ONE MOMENT STOOD HE
AS THE ANGELS STAND
HIGH IN THE IMMANENCE OF AIR ...

SECOND LIEUTENANT EDMUND JASPER SHALLCROSS CAVE

ROYAL AIR FORCE

18TH AUGUST 1915 AGE 23

BURIED: HEATH CEMETERY, HARBONNIERES, FRANCE


Second Lieutenant Edmund Cave's full inscription reads:

One moment stood he
As the angels stand
High in the immanence of air
The next - he was not
To the fatherland
Departed unaware

The inscription has 120 characters, including spaces, almost double the permitted number, which was 66. This means that Twitter couldn't carry it in full with its blog link, which is why I have written it out in full. The words come from the second verse of Frederic Myers' poem, On a Grave at Grindelwald, although the words of the inscription are not exactly the same as those of the poem - nor is the spelling of the word eminence.
Grindelwald, a village in the Swiss Alps, is the base for climbers wishing to climb the north face of the Eiger. The poem, which describes a climber's death, transfers rather well to that of an airman.

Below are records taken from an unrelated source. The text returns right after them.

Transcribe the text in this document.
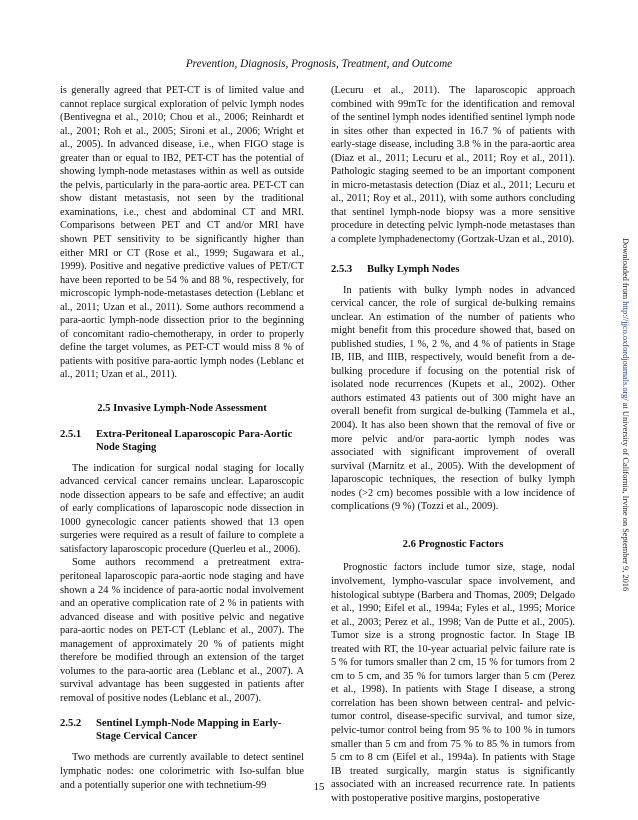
Prevention, Diagnosis, Prognosis, Treatment, and Outcome

is generally agreed that PET-CT is of limited value and cannot replace surgical exploration of pelvic lymph nodes (Bentivegna et al., 2010; Chou et al., 2006; Reinhardt et al., 2001; Roh et al., 2005; Sironi et al., 2006; Wright et al., 2005). In advanced disease, i.e., when FIGO stage is greater than or equal to IB2, PET-CT has the potential of showing lymph-node metastases within as well as outside the pelvis, particularly in the para-aortic area. PET-CT can show distant metastasis, not seen by the traditional examinations, i.e., chest and abdominal CT and MRI. Comparisons between PET and CT and/or MRI have shown PET sensitivity to be significantly higher than either MRI or CT (Rose et al., 1999; Sugawara et al., 1999). Positive and negative predictive values of PET/CT have been reported to be 54 % and 88 %, respectively, for microscopic lymph-node-metastases detection (Leblanc et al., 2011; Uzan et al., 2011). Some authors recommend a para-aortic lymph-node dissection prior to the beginning of concomitant radio-chemotherapy, in order to properly define the target volumes, as PET-CT would miss 8 % of patients with positive para-aortic lymph nodes (Leblanc et al., 2011; Uzan et al., 2011).

2.5 Invasive Lymph-Node Assessment
2.5.1	Extra-Peritoneal Laparoscopic Para-Aortic Node Staging

The indication for surgical nodal staging for locally advanced cervical cancer remains unclear. Laparoscopic node dissection appears to be safe and effective; an audit of early complications of laparoscopic node dissection in 1000 gynecologic cancer patients showed that 13 open surgeries were required as a result of failure to complete a satisfactory laparoscopic procedure (Querleu et al., 2006).

Some authors recommend a pretreatment extra-peritoneal laparoscopic para-aortic node staging and have shown a 24 % incidence of para-aortic nodal involvement and an operative complication rate of 2 % in patients with advanced disease and with positive pelvic and negative para-aortic nodes on PET-CT (Leblanc et al., 2007). The management of approximately 20 % of patients might therefore be modified through an extension of the target volumes to the para-aortic area (Leblanc et al., 2007). A survival advantage has been suggested in patients after removal of positive nodes (Leblanc et al., 2007).

2.5.2	Sentinel Lymph-Node Mapping in Early-Stage Cervical Cancer

Two methods are currently available to detect sentinel lymphatic nodes: one colorimetric with Iso-sulfan blue and a potentially superior one with technetium-99

(Lecuru et al., 2011). The laparoscopic approach combined with 99mTc for the identification and removal of the sentinel lymph nodes identified sentinel lymph node in sites other than expected in 16.7 % of patients with early-stage disease, including 3.8 % in the para-aortic area (Diaz et al., 2011; Lecuru et al., 2011; Roy et al., 2011). Pathologic staging seemed to be an important component in micro-metastasis detection (Diaz et al., 2011; Lecuru et al., 2011; Roy et al., 2011), with some authors concluding that sentinel lymph-node biopsy was a more sensitive procedure in detecting pelvic lymph-node metastases than a complete lymphadenectomy (Gortzak-Uzan et al., 2010).

2.5.3	Bulky Lymph Nodes

In patients with bulky lymph nodes in advanced cervical cancer, the role of surgical de-bulking remains unclear. An estimation of the number of patients who might benefit from this procedure showed that, based on published studies, 1 %, 2 %, and 4 % of patients in Stage IB, IIB, and IIIB, respectively, would benefit from a de-bulking procedure if focusing on the potential risk of isolated node recurrences (Kupets et al., 2002). Other authors estimated 43 patients out of 300 might have an overall benefit from surgical de-bulking (Tammela et al., 2004). It has also been shown that the removal of five or more pelvic and/or para-aortic lymph nodes was associated with significant improvement of overall survival (Marnitz et al., 2005). With the development of laparoscopic techniques, the resection of bulky lymph nodes (>2 cm) becomes possible with a low incidence of complications (9 %) (Tozzi et al., 2009).

2.6 Prognostic Factors

Prognostic factors include tumor size, stage, nodal involvement, lympho-vascular space involvement, and histological subtype (Barbera and Thomas, 2009; Delgado et al., 1990; Eifel et al., 1994a; Fyles et al., 1995; Morice et al., 2003; Perez et al., 1998; Van de Putte et al., 2005). Tumor size is a strong prognostic factor. In Stage IB treated with RT, the 10-year actuarial pelvic failure rate is 5 % for tumors smaller than 2 cm, 15 % for tumors from 2 cm to 5 cm, and 35 % for tumors larger than 5 cm (Perez et al., 1998). In patients with Stage I disease, a strong correlation has been shown between central- and pelvic-tumor control, disease-specific survival, and tumor size, pelvic-tumor control being from 95 % to 100 % in tumors smaller than 5 cm and from 75 % to 85 % in tumors from 5 cm to 8 cm (Eifel et al., 1994a). In patients with Stage IB treated surgically, margin status is significantly associated with an increased recurrence rate. In patients with postoperative positive margins, postoperative

Downloaded from http://jjco.oxfordjournals.org/ at University of California, Irvine on September 9, 2016
15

Here let us leave him; for his shroud the snow,
For funeral lamps he has the planets seven,
For a great sign the icy stair shall go
Between the heights to heaven.

One moment stood he as the angels stand,
High in the stainless eminence of air;
The next, he was not, to his fatherland
Translated unaware.

Edmund Cave was shot down whilst on a line patrol near Vignacourt, spotting and attacking tanks. Born in London where his father, also Edmund Cave, was a solicitor in Hatton Garden, Edmund Cave junior had gone to Canada for health reasons and at the time of the outbreak of war was managing a fruit ranch in British Columbia. He enlisted in the Canadian Infantry but on arrival in Britain transferred to the Royal Air Force. His uncle, Sir George Cave, was Conservative Home Secretary 1916-1919 in Lloyd George's cabinet. This might explain why Edmund Cave's parents felt they could disobey the restrictions of length of inscription. However, the evidence seems to show that providing you were prepared to pay the War Graves Commission were prepared to allow their ruling to be broken, whoever you were.